|Hunting Seasons for Wild Birds in Rep. of Ireland 2012|
|Red Grouse||1st September to September 30th|
|Red-legged Partridge||1st November to January 31st|
|Cock Pheasant, Woodcock||1st November to January 31st|
Ireland with its crystal clear inland waterways, craggy islands, majestic salt and fresh water marshes, secluded woods and plentiful bogs, boasts some of Europe's most perfect hinterlands for thriving residential populations of game birds. Expertly managed in commercial hatcheries by long established Gun clubs, there are over 20 prolific species found throughout the country, available for your shooting pleasure in almost endless abundance. Mallard, Teal, Gadwall, Red Legged Partridge, Curlew, Grey Lag, Canada Geese, Ruddy Duck, Golden Plover, Snipe, Wood Pigeon, to name but a few, are some of the select quarry of the pristine and unspoiled Irish countryside.
Red Grouse are an indigenous game bird in Ireland with the population estimated at approximately 4,200 native birds. This number swells in autumn with captive birds being released into the wild for the hunting season.
Red Grouse can be found in several areas throughout Ireland in woodland settings, bog and marshy land with the exception of the midland counties where numbers seem to decline. The hunting season stretches from September 1st to September 30th and the highest numbers tend to be found in areas where heather is in abundance. The Red Grouse will move its location if early ground frost or snow occurs moving to windswept ledges and lower ground.
Red-legged Partridge are not indigenous to Ireland but were introduced in the past thirty years primarily for game shooting. Part of the pheasant family, this species can be found on dry lowlands such as farmland and open stony areas. The hunting season stretches from November 1 st to January 31st with birds more likely to run than fly when flushed but if necessary will fly a short distance.

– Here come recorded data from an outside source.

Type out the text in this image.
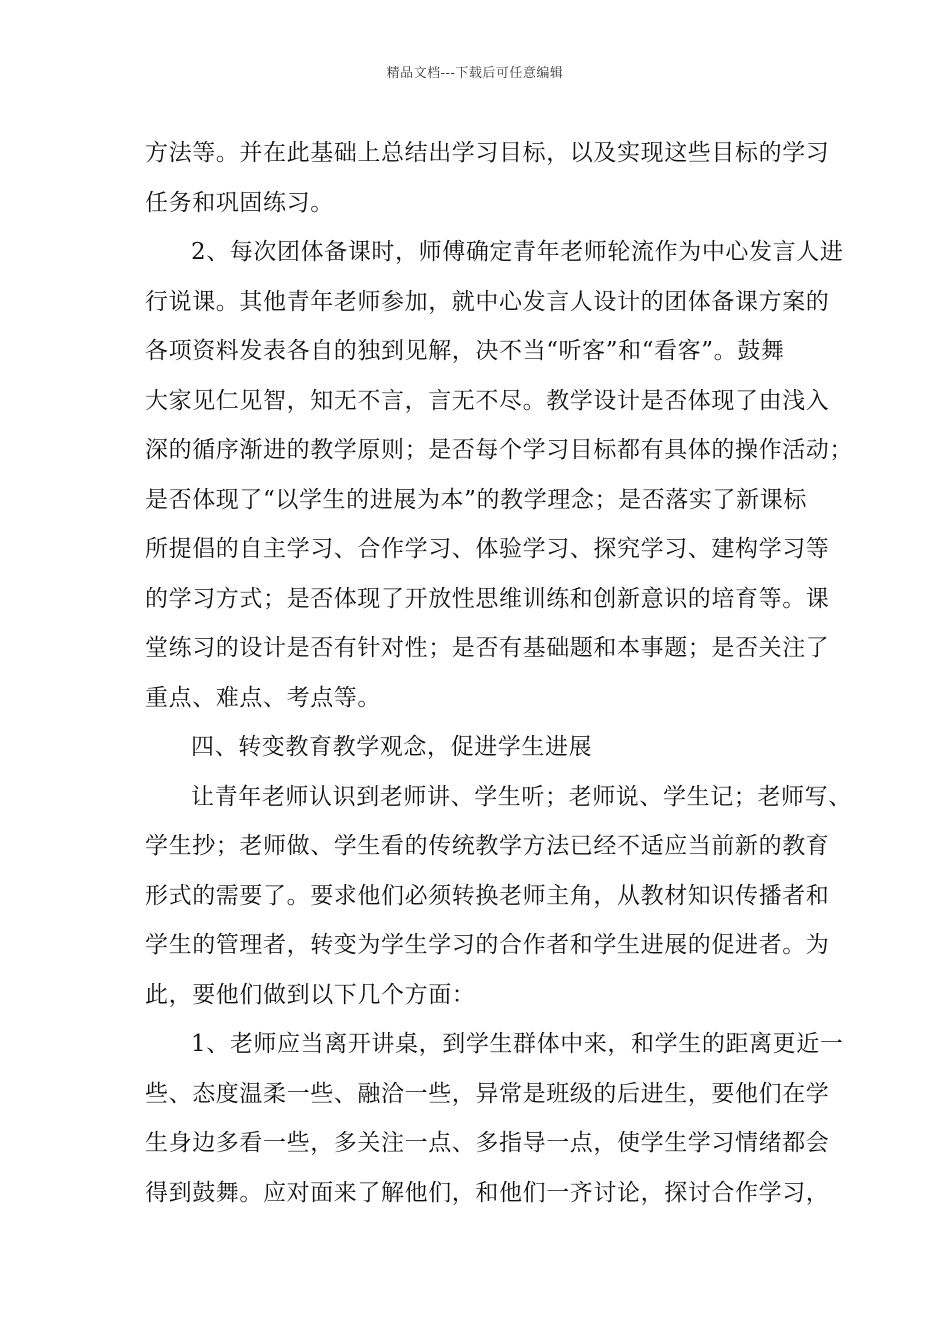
精品文档---下载后可任意编辑
方法等。并在此基础上总结出学习目标，以及实现这些目标的学习
任务和巩固练习。
2、每次团体备课时，师傅确定青年老师轮流作为中心发言人进
行说课。其他青年老师参加，就中心发言人设计的团体备课方案的
各项资料发表各自的独到见解，决不当“听客”和“看客”。鼓舞
大家见仁见智，知无不言，言无不尽。教学设计是否体现了由浅入
深的循序渐进的教学原则；是否每个学习目标都有具体的操作活动；
是否体现了“以学生的进展为本”的教学理念；是否落实了新课标
所提倡的自主学习、合作学习、体验学习、探究学习、建构学习等
的学习方式；是否体现了开放性思维训练和创新意识的培育等。课
堂练习的设计是否有针对性；是否有基础题和本事题；是否关注了
重点、难点、考点等。
四、转变教育教学观念，促进学生进展
让青年老师认识到老师讲、学生听；老师说、学生记；老师写、
学生抄；老师做、学生看的传统教学方法已经不适应当前新的教育
形式的需要了。要求他们必须转换老师主角，从教材知识传播者和
学生的管理者，转变为学生学习的合作者和学生进展的促进者。为
此，要他们做到以下几个方面：
1、老师应当离开讲桌，到学生群体中来，和学生的距离更近一
些、态度温柔一些、融洽一些，异常是班级的后进生，要他们在学
生身边多看一些，多关注一点、多指导一点，使学生学习情绪都会
得到鼓舞。应对面来了解他们，和他们一齐讨论，探讨合作学习，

Pheasants are not indigenous to Ireland but were introduced to this country primarily for game shooting. Their numbers increase in September with captive birds being released into the wild for the hunting season. Pheasant can be found in several areas throughout Ireland but mostly visible in fields and alongside roads. The hunting season stretches from November 1st to January 31st and they are widespread throughout the country with the exception of the west.